Optimal Transport and Brain Imaging

· 2 min read

Brain imaging studies often use different atlases, and that creates a hidden reproducibility problem: models trained in one atlas do not transfer cleanly to another without expensive reprocessing. This post explains a practical workaround based on optimal transport.

The storyline is simple: why atlas mismatch blocks downstream analysis, how we cast atlas translation as a transport problem, and what our MICCAI 2021 method enables when raw data cannot be rerun through a full pipeline.
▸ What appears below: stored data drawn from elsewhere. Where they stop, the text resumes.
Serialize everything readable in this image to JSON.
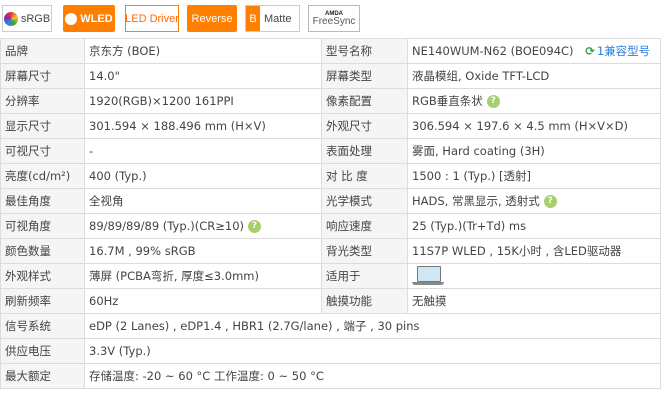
{
  "badges": {
    "srgb": "sRGB",
    "wled": "WLED",
    "led_driver": "LED Driver",
    "reverse": "Reverse",
    "matte_mark": "B",
    "matte": "Matte",
    "freesync_brand": "AMDA",
    "freesync": "FreeSync"
  },
  "colors": {
    "accent": "#ff7f00",
    "help_badge": "#a6cf6e",
    "link": "#2b7de0",
    "label_bg": "#f5f5f5",
    "border": "#dcdcdc"
  },
  "icons": {
    "help": "question-circle-icon",
    "compat": "refresh-icon",
    "touch": "laptop-icon"
  },
  "spec": {
    "brand": {
      "label": "品牌",
      "value": "京东方 (BOE)"
    },
    "model": {
      "label": "型号名称",
      "value": "NE140WUM-N62 (BOE094C)",
      "compat": "1兼容型号",
      "compat_icon": "⟳"
    },
    "size": {
      "label": "屏幕尺寸",
      "value": "14.0\""
    },
    "type": {
      "label": "屏幕类型",
      "value": "液晶模组,   Oxide TFT-LCD"
    },
    "resolution": {
      "label": "分辨率",
      "value": "1920(RGB)×1200   161PPI"
    },
    "pixel": {
      "label": "像素配置",
      "value": "RGB垂直条状"
    },
    "display_area": {
      "label": "显示尺寸",
      "value": "301.594 × 188.496 mm (H×V)"
    },
    "outline": {
      "label": "外观尺寸",
      "value": "306.594 × 197.6 × 4.5 mm (H×V×D)"
    },
    "viewable": {
      "label": "可视尺寸",
      "value": "-"
    },
    "surface": {
      "label": "表面处理",
      "value": "雾面,  Hard coating (3H)"
    },
    "brightness": {
      "label": "亮度(cd/m²)",
      "value": "400 (Typ.)"
    },
    "contrast": {
      "label": "对 比 度",
      "value": "1500 : 1 (Typ.) [透射]"
    },
    "best_view": {
      "label": "最佳角度",
      "value": "全视角"
    },
    "optical": {
      "label": "光学模式",
      "value": "HADS, 常黑显示, 透射式"
    },
    "view_angle": {
      "label": "可视角度",
      "value": "89/89/89/89 (Typ.)(CR≥10)"
    },
    "response": {
      "label": "响应速度",
      "value": "25 (Typ.)(Tr+Td) ms"
    },
    "colors_count": {
      "label": "颜色数量",
      "value": "16.7M ,  99% sRGB"
    },
    "backlight": {
      "label": "背光类型",
      "value": "11S7P WLED , 15K小时 , 含LED驱动器"
    },
    "style": {
      "label": "外观样式",
      "value": "薄屏 (PCBA弯折, 厚度≤3.0mm)"
    },
    "usage": {
      "label": "适用于"
    },
    "refresh": {
      "label": "刷新频率",
      "value": "60Hz"
    },
    "touch": {
      "label": "触摸功能",
      "value": "无触摸"
    },
    "interface": {
      "label": "信号系统",
      "value": "eDP (2 Lanes) , eDP1.4 , HBR1 (2.7G/lane) , 端子 , 30 pins"
    },
    "power": {
      "label": "供应电压",
      "value": "3.3V (Typ.)"
    },
    "ratings": {
      "label": "最大额定",
      "value": "存储温度: -20 ~ 60 °C    工作温度: 0 ~ 50 °C"
    }
  }
}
Functional connectomes from fMRI are a good example of this challenge. Resting-state and task scans are short, preprocessing is costly, and atlas choices differ across groups. In MICCAI 2021, Amin Karbasi, Dustin Scheinost, and I proposed a data-driven transport method to estimate missing-atlas time series without rerunning full preprocessing.

Figure

The main idea is pretty simple; optimal transport is defined over probability distributions with different supports and possibly different geometries. Suppose there are $m$ sources $x_1, \ldots, x_m $ for a commodity, with $a(x_i)$ units of supply at $x_i$ and $n$ sinks $y_1, \ldots, y_n$ for the commodity, with the demand $b(y_j)$ at $y_j$. If $a(x_i,\ y_j)$ is the unit cost of shipment from $x_i$ to $y_j$, find a flow that satisfies demand from supplies and minimizes the flow cost.

Similarly, we define a transportation problem between $\mu$, the activity levels of $n$ brain regions based on a source atlas, and $\nu$, the $m$ target-atlas values. Once we have an optimal mapping between $\mu$ and $\nu$ based on a given cost matrix $M$, transportation comes for free. Therefore, we use training data between these two atlases to learn the mapping and then use it as a universal plan to obtain $\nu$ for individuals whose target-atlas values are unavailable. This process repeats across time frames to construct the final time series data. Using this algorithm, people don’t need to rerun all preprocessing steps to obtain target-atlas time series data. This method particularly shines when raw data are not available for reasons including privacy or storage limits.